Очевидно, что требуется новый словарь и новые понятия для того, чтобы анализировать события, подобные открытию кислорода. Хотя предложение “Кислород был открыт”, несомненно, правильно, оно вводит в заблуждение, внушая мысль, что открытие чего-либо представляет собой простой единичный акт, сравнимый с нашим обычным (а также не слишком удачным) понятием вúдения. Вот почему мы так охотно соглашаемся с тем, что процесс открытия, подобно зрению или осязанию, столь же определенно должен быть приписан отдельной личности и определенному моменту времени.

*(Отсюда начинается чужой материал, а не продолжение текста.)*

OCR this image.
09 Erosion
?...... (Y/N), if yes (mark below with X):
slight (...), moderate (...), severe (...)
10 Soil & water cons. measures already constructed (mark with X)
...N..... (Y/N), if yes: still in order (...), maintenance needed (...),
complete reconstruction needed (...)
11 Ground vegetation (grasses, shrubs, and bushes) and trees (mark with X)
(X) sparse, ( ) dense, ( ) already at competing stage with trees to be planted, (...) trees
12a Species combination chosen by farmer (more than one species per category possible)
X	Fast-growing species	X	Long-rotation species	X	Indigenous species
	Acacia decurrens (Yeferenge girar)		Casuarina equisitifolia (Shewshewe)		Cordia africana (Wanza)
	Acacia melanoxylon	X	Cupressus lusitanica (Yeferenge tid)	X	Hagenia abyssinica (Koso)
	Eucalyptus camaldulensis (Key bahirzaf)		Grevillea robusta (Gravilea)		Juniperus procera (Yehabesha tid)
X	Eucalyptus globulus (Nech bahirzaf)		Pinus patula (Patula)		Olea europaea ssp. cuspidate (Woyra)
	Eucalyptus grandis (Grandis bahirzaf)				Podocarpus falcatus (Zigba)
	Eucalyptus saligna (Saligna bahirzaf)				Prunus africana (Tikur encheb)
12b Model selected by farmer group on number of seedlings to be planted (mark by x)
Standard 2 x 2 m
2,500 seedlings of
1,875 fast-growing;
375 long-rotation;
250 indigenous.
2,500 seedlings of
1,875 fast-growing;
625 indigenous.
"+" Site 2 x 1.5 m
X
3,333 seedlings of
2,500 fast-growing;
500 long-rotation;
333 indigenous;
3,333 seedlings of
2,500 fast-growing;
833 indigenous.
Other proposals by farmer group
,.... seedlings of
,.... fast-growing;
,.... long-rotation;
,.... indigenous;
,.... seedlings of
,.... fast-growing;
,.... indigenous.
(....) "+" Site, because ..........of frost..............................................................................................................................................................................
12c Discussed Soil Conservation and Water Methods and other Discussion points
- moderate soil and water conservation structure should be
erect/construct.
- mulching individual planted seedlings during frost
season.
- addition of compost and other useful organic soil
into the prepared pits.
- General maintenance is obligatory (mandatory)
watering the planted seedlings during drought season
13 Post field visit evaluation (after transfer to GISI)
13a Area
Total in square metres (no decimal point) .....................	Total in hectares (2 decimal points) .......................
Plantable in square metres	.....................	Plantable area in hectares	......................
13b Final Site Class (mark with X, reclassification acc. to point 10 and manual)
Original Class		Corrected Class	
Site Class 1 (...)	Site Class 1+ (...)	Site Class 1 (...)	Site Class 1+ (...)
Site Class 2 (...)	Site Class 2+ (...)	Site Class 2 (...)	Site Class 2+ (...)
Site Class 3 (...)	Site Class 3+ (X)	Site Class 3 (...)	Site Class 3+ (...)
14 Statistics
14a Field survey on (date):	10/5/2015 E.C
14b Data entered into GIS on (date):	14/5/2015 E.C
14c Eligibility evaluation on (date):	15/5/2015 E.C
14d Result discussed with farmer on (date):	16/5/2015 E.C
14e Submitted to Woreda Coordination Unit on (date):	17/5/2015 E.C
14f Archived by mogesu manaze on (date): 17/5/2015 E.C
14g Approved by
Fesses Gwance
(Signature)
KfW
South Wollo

Но открытие никогда невозможно приурочить к определенному моменту; часто его нельзя и точно датировать. Игнорируя Шееле, мы можем уверенно сказать, что кислород не был открыт до 1774 года. Мы могли бы, вероятно, также сказать, что он был открыт к 1777 году или немногим позже. Но в этих границах или других, подобных этим, любая попытка датировать открытие неизбежно должна быть произвольной, поскольку открытие нового вида явлений представляет собой по необходимости сложное событие. Оно предполагает осознание и того, чтó произошло, и того, каким образом оно возникло. Заметим, например, что если кислород является для нас воздухом с меньшей долей флогистона, то мы должны утверждать без колебаний, что первооткрывателем его был Пристли, хотя еще и не знаем, когда было сделано открытие. Но если с открытием неразрывно связано не только наблюдение, но и концептуализация, обнаружение самого факта и усвоение его теорией, тогда открытие есть процесс и должно быть длительным по времени. Только если все соответствующие концептуальные категории подготовлены заранее, открытие чего-то и определение, что это такое, легко осуществляется совместно и одновременно (но в таком случае нельзя было бы говорить о явлении нового вида).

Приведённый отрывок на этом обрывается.